К Анечке - страница 8



Пошатываясь и кривясь от пульсирующей головной боли, он на половине пути свернул в сторону и собрал горсть чистого снега у большого агитационного плаката, гласящего, что труд в СССР есть дело чести, славы, доблести и геройства. Приложив холодное ко лбу, он, спохватившись, посмотрел на стоявшую неподалёку вышку. Закутанный в тулуп охранник погрозил ему кулаком, напоминая, что отклоняться от установленного маршрута передвижения по лагерю ночью категорически запрещено. Василий, не отнимая от головы компресса, быстро зашаркал в сторону уборной. Несмотря на то, что было уже почти утро, со стороны домов за периметром ещё доносились выкрики и нестройное пение. Прислушавшись, Василий узнал звонко-трескучий «Железнодорожный марш», сочинённый Дунаевским в тысяча девятьсот тридцать седьмом году, и почему-то вспомнил только что прочитанную надпись на плакате: «ТРУД В СССР – ДЕЛО ЧЕСТИ, СЛАВЫ, ДОБЛЕСТИ И ГЕРОЙСТВА!». Эти слова, произнесённые Сталиным двадцать лет назад на шестом съезде ВКП(б), вызывали в его душе негодование и злость. Да, труд в СССР, даже подневольный, конечно же, должен быть делом чести, славы, доблести, геройства, ибо труд этот направлен на процветание Великой страны, на строительство социализма. Но за двадцать лет они, стоящие у руля, так и не поняли, что труд не должен унижать человека, не должен превращать его в грязное, забитое животное, в бесправную скотину. Всякий труженик, тем более заключённый, должен ощущать свою причастность к великому делу, гордиться этим и получать за свой труд соответствующее вознаграждение. Труд заключённых должен быть организован так, чтобы каждый оступившийся человек нашёл своё место в этом огромном механизме великого строительства, где каждому винтику, каждой мельчайшей детали обязательно есть место, чтобы за время заключения он притёрся в этом механизме, стал его частью и, выйдя на свободу, продолжал трудиться ещё усерднее.

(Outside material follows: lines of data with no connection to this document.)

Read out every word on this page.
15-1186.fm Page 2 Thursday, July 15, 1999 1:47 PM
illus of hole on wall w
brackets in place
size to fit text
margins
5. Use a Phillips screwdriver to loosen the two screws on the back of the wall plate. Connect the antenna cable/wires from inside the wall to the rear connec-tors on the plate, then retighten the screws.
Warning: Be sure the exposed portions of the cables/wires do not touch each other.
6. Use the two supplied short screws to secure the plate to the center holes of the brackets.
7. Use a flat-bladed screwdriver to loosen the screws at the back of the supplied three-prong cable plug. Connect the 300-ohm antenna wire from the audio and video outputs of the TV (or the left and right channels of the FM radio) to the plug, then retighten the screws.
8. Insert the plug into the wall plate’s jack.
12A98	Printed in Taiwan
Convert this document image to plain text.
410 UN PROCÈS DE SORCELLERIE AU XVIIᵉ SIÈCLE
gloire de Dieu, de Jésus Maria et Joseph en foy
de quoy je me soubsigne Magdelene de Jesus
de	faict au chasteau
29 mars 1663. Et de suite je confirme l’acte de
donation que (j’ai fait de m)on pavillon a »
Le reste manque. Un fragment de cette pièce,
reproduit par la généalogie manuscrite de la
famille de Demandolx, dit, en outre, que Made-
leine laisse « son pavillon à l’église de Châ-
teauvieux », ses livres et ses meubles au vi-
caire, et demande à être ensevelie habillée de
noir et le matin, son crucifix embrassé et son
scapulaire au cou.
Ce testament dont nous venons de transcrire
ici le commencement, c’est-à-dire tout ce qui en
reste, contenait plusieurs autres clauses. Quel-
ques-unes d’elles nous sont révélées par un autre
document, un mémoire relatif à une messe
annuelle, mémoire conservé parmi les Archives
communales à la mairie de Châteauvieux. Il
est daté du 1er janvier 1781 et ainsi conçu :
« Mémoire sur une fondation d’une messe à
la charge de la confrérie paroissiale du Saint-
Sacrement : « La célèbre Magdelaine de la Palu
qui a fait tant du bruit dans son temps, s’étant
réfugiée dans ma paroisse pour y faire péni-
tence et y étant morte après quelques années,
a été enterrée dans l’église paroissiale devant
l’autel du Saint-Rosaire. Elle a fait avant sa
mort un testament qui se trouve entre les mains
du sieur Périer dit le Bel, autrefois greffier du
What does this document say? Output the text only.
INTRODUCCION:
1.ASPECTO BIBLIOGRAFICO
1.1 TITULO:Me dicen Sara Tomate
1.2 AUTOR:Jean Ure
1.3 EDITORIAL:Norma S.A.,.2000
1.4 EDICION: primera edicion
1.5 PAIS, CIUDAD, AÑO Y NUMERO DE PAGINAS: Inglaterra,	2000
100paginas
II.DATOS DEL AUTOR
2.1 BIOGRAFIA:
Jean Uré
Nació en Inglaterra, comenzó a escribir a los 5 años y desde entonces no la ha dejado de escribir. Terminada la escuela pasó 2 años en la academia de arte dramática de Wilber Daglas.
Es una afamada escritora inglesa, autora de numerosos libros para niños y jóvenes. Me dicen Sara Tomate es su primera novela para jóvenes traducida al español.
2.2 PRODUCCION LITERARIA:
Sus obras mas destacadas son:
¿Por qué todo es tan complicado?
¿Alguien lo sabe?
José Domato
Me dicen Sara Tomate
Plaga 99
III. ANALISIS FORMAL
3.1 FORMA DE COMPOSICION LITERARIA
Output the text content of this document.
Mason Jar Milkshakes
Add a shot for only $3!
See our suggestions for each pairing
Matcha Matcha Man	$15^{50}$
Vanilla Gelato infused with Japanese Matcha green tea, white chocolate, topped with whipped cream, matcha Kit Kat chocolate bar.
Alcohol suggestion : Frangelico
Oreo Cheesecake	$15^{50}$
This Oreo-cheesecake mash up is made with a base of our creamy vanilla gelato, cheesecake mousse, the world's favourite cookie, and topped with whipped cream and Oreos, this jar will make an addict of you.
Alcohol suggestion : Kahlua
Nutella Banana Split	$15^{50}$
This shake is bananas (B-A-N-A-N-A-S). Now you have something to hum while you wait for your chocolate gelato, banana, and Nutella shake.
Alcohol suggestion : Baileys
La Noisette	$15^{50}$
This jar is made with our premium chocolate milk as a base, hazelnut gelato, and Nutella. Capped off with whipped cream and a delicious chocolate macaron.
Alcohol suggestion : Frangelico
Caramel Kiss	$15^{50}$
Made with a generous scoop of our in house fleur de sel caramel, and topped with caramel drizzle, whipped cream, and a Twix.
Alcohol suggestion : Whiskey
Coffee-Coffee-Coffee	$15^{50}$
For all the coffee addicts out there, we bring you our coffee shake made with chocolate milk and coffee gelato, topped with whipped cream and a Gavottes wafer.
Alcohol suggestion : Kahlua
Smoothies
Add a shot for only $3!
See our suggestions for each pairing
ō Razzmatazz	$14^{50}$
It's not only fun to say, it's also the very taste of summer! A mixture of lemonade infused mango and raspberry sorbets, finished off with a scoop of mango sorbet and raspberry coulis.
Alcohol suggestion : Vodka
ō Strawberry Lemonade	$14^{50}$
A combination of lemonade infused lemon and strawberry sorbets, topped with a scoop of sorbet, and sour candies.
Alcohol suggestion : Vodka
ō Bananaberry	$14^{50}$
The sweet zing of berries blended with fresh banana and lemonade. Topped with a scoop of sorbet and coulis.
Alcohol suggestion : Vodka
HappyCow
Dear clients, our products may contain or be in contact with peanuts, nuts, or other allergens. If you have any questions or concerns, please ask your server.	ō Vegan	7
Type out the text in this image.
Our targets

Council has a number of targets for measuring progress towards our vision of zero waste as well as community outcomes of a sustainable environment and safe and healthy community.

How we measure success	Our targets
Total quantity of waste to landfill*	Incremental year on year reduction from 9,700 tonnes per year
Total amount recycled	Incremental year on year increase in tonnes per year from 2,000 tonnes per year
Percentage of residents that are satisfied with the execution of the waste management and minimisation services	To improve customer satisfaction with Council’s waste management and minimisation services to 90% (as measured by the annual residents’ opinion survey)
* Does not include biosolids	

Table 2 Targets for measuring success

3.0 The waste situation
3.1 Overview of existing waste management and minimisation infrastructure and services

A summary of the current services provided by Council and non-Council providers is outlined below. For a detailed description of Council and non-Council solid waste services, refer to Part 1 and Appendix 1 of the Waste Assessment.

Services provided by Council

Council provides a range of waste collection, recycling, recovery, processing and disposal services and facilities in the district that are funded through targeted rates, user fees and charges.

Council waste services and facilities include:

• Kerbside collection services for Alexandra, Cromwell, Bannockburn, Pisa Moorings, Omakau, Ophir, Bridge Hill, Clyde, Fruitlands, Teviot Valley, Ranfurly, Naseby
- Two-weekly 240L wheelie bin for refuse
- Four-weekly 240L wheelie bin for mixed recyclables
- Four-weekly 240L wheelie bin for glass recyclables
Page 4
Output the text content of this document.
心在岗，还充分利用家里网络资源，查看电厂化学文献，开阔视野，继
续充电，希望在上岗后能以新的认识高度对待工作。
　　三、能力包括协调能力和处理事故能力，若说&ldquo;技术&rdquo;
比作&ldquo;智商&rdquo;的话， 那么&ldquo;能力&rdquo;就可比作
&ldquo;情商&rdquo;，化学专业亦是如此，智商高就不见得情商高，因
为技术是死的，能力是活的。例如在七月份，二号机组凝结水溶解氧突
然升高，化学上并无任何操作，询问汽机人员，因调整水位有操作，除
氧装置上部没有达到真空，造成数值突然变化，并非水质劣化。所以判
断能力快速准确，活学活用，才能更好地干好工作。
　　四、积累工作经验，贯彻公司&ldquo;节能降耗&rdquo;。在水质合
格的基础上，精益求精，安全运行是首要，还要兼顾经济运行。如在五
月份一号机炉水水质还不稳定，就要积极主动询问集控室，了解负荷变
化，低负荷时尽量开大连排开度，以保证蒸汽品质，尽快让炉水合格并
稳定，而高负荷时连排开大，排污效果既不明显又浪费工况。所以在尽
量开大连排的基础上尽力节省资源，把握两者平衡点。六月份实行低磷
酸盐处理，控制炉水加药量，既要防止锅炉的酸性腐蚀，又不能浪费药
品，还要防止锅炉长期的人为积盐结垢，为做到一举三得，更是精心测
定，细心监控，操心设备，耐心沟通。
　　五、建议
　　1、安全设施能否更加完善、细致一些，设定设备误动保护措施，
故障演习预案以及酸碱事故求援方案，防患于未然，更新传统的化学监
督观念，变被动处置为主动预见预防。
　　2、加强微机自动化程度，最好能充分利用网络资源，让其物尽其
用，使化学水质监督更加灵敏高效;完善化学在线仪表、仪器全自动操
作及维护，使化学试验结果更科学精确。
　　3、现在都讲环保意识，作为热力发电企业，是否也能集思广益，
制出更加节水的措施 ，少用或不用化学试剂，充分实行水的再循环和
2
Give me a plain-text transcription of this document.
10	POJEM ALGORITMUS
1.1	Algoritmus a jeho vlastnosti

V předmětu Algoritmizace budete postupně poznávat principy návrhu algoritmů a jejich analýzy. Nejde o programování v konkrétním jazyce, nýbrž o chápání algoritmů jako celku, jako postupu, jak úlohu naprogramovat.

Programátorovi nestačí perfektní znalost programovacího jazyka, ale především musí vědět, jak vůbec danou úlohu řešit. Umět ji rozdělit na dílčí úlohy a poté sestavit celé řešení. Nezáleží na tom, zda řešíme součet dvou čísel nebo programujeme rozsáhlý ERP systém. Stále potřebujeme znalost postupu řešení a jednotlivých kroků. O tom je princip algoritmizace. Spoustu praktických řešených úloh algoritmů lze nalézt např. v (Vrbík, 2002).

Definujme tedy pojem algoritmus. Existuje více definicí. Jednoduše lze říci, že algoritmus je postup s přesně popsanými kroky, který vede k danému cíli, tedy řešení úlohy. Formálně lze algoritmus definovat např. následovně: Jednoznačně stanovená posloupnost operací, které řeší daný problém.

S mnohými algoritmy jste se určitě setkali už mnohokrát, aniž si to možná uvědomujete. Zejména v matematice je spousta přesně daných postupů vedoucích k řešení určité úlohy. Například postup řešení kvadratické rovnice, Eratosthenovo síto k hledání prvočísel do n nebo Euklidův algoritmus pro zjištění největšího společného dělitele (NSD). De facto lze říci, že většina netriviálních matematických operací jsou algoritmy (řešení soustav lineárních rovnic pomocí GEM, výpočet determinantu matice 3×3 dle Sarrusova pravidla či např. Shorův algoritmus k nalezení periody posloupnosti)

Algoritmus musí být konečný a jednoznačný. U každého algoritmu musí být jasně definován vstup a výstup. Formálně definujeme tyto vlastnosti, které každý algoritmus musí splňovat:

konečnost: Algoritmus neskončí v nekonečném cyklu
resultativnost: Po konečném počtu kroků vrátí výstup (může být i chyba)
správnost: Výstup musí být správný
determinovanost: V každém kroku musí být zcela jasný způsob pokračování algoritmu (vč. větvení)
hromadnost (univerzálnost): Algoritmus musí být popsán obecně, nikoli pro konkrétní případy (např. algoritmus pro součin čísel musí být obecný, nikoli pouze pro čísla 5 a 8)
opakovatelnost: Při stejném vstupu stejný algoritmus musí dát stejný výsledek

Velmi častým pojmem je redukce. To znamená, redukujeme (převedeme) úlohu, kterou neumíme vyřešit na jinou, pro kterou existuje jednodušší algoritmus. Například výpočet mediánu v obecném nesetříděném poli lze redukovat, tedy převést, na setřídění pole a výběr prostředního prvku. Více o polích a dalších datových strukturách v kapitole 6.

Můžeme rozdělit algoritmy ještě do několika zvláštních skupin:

Пытаясь размышлениями отвлечься от головной боли и глядя себе под ноги, Василий едва не столкнулся у входа в туалет с ближайшим подручным Клима – жуликом по кличке Скок.

– Шнифты разуй! – зло буркнул блатарь, толкнув Василия плечом, отчего тот едва не упал.

Установленный на возвышении из брёвен дощатый туалет с двумя узкими окошками под самой крышей был рассчитан на два барака. В длинном помещении без перегородок чернело десятка два отверстий в полу, над дверью тускло светила единственная лампочка. Подойдя к ближайшему отверстию, Василий бросил в него подтаявший кусок снега и вдруг услышал позади какое-то движение. Обернувшись, он увидел в дверном проёме уходящую сутулую фигуру, узнал конюха Гочу и удивился, что всегда весёлый и чрезвычайно общительный грузин почему-то даже не поздоровался.

Прогулка на свежем воздухе и холодный компресс немного притупили головную боль, и Василий, начиная уже подмерзать, вернулся в барак.

Поморщившись от обдавшей лицо духоты и шибанувшего в нос тяжёлого запаха немытых тел, он прошёл мимо дрыхнущего за столом дневального, выпил ещё кружку воды и улёгся на своё место. Устраиваясь поудобнее, он глянул на Николая и увидел, что тот лежит с открытыми глазами и внимательно на него смотрит. Василий кивнул соседу и хотел было отвернуться, но тот придвинулся ближе и тихо зашептал:

– В следующий раз, когда будете вставать ночью, советую сперва выждать некоторое время и послушать, не ходит ли ещё кто-то помимо дневального. Вставайте только тогда, когда убедитесь, что кроме дневального больше никого нет. Послушайте моего совета. Я вам потом всё объясню.